Praktische Philosophie

Adorno-Forschungsstelle

Adorno-Forschungsstelle

Die Adorno-Forschungsstelle versteht sich als fächerübergreifendes Forschungsnetzwerk. Gegründet 1996 von dem Soziologen Prof. Dr. Stefan Müller-Doohm, wird sie seit 2007 am Institut für Philosophie von Prof. Dr. Johann Kreuzer fortgeführt.

Ziel ist, die verschiedenen Aktivitäten zu Adorno, Walter Benjamin sowie zur Kritischen Theorie zu bündeln. Die Ergebnisse sollen den Diskurs um das Werk Adornos anreichern und Anreize zu weiteren Forschungsarbeit bieten. Dabei geht es beispielsweise um die Frage, wie relevant die Denkimpulse Adornos heute noch sind und welche gegenwartsdiagnostische Erschließungskraft sie in sich tragen. Seit 2011 leistet das Adorno-Handbuch der Forschungsstelle einen wichtigen Beitrag dazu. Inzwischen liegt es in einer zweiten, erweiterten und aktualisierten Auflage vor.

Die Adorno-Forschungsstelle bietet überdies Seminare zu Klassikern der Kritischen Theorie sowie zu damit verbundenen aktuellen Themen an. Sie stehen allen Interessierten offen. Außerdem organisiert das Netzwerk internationale Fachkonferenzen – wie zuletzt im November im Oldenburger Kunstverein anlässlich des 70. Jubiläums der Minima Moralia.
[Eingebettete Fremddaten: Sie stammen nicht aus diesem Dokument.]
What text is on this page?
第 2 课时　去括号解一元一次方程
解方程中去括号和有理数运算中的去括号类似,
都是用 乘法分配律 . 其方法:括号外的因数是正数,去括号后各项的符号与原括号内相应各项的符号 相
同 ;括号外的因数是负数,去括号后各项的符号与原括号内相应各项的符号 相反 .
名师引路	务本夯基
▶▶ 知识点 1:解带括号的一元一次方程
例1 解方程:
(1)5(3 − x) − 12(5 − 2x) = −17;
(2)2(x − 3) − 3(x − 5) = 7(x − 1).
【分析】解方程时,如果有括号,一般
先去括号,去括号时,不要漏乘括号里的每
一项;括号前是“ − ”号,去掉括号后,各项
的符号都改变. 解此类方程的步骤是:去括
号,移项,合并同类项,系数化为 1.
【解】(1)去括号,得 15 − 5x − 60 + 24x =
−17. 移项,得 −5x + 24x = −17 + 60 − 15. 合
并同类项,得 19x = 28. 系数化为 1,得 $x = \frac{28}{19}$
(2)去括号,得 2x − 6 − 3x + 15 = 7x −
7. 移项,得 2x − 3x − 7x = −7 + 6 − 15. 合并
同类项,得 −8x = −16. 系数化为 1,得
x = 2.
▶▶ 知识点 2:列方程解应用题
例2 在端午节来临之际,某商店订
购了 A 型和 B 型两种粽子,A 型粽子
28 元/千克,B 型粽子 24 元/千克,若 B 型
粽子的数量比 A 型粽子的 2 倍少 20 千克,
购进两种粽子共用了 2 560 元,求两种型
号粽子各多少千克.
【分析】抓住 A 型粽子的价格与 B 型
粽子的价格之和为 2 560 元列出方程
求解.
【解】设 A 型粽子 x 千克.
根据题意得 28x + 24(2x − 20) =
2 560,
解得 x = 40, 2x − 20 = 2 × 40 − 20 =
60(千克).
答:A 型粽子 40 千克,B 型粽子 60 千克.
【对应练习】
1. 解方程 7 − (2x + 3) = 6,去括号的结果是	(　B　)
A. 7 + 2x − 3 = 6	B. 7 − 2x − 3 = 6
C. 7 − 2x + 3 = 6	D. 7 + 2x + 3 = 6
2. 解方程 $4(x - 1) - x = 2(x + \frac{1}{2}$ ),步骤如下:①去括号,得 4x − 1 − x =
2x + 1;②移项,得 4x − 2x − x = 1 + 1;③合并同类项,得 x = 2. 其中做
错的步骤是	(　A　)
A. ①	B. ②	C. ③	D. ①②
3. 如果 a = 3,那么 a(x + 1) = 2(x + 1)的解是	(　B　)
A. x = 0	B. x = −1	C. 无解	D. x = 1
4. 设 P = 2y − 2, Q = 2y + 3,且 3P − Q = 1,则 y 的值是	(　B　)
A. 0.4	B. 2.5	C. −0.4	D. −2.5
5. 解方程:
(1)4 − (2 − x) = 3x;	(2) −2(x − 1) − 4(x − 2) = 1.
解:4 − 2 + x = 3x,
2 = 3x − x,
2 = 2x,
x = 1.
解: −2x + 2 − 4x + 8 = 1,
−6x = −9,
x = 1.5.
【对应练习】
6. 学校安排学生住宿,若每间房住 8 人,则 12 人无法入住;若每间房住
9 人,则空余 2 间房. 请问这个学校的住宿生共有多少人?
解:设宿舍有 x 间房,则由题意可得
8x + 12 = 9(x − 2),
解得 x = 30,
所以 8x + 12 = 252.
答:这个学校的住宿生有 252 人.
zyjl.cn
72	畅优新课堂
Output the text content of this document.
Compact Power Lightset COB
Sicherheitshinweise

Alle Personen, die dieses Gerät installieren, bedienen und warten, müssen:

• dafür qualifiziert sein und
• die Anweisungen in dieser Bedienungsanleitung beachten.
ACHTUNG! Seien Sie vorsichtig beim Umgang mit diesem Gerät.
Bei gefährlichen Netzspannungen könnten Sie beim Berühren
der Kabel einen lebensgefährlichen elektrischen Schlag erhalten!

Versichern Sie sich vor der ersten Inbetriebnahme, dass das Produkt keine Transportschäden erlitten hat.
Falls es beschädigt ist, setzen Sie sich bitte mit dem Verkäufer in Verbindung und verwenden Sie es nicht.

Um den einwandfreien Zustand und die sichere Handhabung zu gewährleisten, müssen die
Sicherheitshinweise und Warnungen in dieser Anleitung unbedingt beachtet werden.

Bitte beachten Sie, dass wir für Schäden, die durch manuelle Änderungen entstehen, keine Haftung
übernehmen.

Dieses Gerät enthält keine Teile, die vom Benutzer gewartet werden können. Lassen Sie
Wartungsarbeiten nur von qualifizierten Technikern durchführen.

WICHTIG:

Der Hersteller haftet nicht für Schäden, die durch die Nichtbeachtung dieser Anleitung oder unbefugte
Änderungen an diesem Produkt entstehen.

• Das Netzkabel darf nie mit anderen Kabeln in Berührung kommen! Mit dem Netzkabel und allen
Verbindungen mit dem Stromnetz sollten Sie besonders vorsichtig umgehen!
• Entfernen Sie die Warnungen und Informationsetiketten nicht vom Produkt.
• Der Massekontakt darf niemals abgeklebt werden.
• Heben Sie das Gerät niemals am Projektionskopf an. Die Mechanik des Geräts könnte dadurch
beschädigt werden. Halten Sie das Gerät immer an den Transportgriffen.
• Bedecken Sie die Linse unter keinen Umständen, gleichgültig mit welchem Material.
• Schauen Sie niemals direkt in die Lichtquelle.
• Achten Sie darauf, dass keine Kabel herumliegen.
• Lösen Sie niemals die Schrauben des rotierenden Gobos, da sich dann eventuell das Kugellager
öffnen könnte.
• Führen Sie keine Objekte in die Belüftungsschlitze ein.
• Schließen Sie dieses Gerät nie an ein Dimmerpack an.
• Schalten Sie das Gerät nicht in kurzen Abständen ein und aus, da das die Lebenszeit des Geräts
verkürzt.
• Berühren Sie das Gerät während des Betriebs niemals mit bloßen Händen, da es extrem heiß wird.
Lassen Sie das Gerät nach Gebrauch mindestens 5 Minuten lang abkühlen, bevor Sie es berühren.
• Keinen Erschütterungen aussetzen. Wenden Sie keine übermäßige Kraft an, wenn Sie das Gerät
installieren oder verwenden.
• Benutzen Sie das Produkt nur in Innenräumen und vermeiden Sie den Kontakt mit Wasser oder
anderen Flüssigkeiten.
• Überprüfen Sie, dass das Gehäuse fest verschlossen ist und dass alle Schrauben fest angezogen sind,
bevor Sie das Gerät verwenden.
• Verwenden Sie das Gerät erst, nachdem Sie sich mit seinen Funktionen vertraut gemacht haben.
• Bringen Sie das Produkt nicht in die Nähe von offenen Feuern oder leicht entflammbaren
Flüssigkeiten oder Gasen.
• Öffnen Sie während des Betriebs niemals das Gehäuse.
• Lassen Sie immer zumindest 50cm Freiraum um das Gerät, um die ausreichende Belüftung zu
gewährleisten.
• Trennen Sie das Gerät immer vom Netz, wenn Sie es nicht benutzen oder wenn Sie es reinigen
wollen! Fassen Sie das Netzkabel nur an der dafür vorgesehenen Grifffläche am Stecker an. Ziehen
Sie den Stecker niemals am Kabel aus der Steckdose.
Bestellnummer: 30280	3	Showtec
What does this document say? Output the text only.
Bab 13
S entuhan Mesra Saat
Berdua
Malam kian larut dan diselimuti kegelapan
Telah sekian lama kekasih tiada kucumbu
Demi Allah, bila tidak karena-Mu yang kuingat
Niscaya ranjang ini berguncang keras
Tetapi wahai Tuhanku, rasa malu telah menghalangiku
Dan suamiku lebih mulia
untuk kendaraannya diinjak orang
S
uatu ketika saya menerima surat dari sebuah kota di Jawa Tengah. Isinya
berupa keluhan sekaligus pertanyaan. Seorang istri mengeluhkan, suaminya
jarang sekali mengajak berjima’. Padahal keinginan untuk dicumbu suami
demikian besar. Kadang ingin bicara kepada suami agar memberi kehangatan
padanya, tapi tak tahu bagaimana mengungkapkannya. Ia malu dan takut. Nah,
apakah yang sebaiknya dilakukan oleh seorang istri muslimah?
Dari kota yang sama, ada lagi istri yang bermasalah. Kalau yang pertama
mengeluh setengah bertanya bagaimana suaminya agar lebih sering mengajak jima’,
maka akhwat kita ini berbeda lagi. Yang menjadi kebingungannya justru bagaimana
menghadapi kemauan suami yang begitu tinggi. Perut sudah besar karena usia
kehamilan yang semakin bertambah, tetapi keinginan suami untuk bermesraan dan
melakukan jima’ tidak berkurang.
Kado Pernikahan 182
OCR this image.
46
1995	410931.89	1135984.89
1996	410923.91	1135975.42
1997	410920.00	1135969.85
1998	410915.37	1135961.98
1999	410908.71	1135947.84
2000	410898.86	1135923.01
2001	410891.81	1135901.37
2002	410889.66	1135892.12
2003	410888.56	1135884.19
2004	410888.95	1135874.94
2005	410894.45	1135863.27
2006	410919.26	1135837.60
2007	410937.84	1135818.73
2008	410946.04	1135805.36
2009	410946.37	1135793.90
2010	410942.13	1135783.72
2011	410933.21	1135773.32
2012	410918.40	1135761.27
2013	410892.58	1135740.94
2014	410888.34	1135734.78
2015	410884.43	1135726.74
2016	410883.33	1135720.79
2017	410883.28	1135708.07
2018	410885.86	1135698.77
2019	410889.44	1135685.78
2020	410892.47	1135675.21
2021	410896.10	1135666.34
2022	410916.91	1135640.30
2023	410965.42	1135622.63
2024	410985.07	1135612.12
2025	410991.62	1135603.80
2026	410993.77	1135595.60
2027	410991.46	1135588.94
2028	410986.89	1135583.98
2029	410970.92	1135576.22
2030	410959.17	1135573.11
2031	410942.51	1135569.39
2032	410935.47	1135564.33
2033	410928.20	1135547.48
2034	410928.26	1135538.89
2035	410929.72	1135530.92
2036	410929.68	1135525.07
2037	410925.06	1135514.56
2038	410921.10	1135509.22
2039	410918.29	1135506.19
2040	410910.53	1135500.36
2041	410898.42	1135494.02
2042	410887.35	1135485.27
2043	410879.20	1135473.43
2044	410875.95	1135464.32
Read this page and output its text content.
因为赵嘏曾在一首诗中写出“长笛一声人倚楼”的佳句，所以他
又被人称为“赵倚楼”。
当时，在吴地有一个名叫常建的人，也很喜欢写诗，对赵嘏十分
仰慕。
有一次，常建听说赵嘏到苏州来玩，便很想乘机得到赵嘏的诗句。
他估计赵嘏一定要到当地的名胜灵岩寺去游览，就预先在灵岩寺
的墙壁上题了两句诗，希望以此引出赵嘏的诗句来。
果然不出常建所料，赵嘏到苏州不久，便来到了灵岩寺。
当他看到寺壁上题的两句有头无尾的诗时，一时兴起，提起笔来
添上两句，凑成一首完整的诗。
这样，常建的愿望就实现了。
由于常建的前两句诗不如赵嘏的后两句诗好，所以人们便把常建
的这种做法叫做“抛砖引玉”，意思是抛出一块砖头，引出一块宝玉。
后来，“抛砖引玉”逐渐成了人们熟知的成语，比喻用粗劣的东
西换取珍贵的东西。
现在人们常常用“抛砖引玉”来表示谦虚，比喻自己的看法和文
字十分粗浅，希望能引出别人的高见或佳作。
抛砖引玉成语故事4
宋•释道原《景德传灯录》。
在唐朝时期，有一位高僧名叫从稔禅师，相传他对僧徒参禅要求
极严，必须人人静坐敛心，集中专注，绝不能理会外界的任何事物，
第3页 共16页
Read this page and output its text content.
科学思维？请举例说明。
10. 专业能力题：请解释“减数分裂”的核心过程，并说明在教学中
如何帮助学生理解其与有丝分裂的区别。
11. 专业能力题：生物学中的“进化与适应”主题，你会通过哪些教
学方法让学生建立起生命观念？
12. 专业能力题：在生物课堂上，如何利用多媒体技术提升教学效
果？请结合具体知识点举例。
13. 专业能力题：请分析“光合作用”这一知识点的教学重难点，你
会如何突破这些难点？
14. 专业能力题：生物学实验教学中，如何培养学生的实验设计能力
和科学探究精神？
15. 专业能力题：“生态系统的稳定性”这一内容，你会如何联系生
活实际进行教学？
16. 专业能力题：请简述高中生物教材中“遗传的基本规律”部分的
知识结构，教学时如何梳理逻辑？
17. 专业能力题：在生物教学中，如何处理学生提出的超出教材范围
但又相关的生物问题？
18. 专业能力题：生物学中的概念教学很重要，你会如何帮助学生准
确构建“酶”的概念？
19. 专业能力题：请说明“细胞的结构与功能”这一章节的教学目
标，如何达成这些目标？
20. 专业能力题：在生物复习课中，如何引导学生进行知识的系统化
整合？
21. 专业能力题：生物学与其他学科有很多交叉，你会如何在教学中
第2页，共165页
  • "Reflexionen aus dem beschädigten Leben", so lautet der Untertitel von Adornos "Minima Moralia" - hier eine Ausgabe aus dem Erscheinungsjahr, die zum Bestand des Oldenburger Karl-Jaspers-Hauses gehört. Foto: Daniel Schmidt / Universität Oldenburg

Wohin steuert die Geschichte?

Adornos Minima Moralia warfen vor sieben Jahrzehnten einen gnadenlos kritischen Blick auf den Zustand der Gesellschaft. Im Gastbeitrag plädieren Helena Esther Grass und Peter Neumann dafür, das „Kultbuch“ des Frankfurter Philosophen wieder zu lesen.

Als Adornos Minima Moralia vor etwas mehr als 70 Jahren erschienen, waren sie das Buch der Stunde. Kein Intellektueller warf einen so gnadenlos kritischen Blick auf den desolaten Zustand der aufgeklärt bürgerlichen Gesellschaft wie der Frankfurter Philosoph. Grund genug, seine schillernden Aphorismen wieder zu lesen, finden die Gastautoren Helena Esther Grass und Peter Neumann von der Adorno-Forschungsstelle der Universität.

Es gibt wenige philosophische Klassiker, die es in den Rang eines Kultbuchs geschafft haben. Theodor W. Adornos 1951 erschienene Aphorismensammlung Minima Moralia ist ein solches Buch, auch wenn der Verfasser selbst vermutlich Probleme damit gehabt hätte, als Autor eines solchen populären Genres bezeichnet zu werden. Adorno ging es keinesfalls darum, gefällig zu sein. Und dennoch avancierten seine Reflexionen aus dem beschädigten Leben, wie das Werk im Untertitel heißt, wenige Jahre nach dem Krieg zur Pflichtlektüre unter Intellektuellen, gerade weil sie mit ihrem unerhörten Sound für ein Denken standen, das sich nicht mehr vom durch und durch falschen Bewusstsein der bürgerlichen Gesellschaft korrumpieren ließ, sondern es mit Verve entlarvte.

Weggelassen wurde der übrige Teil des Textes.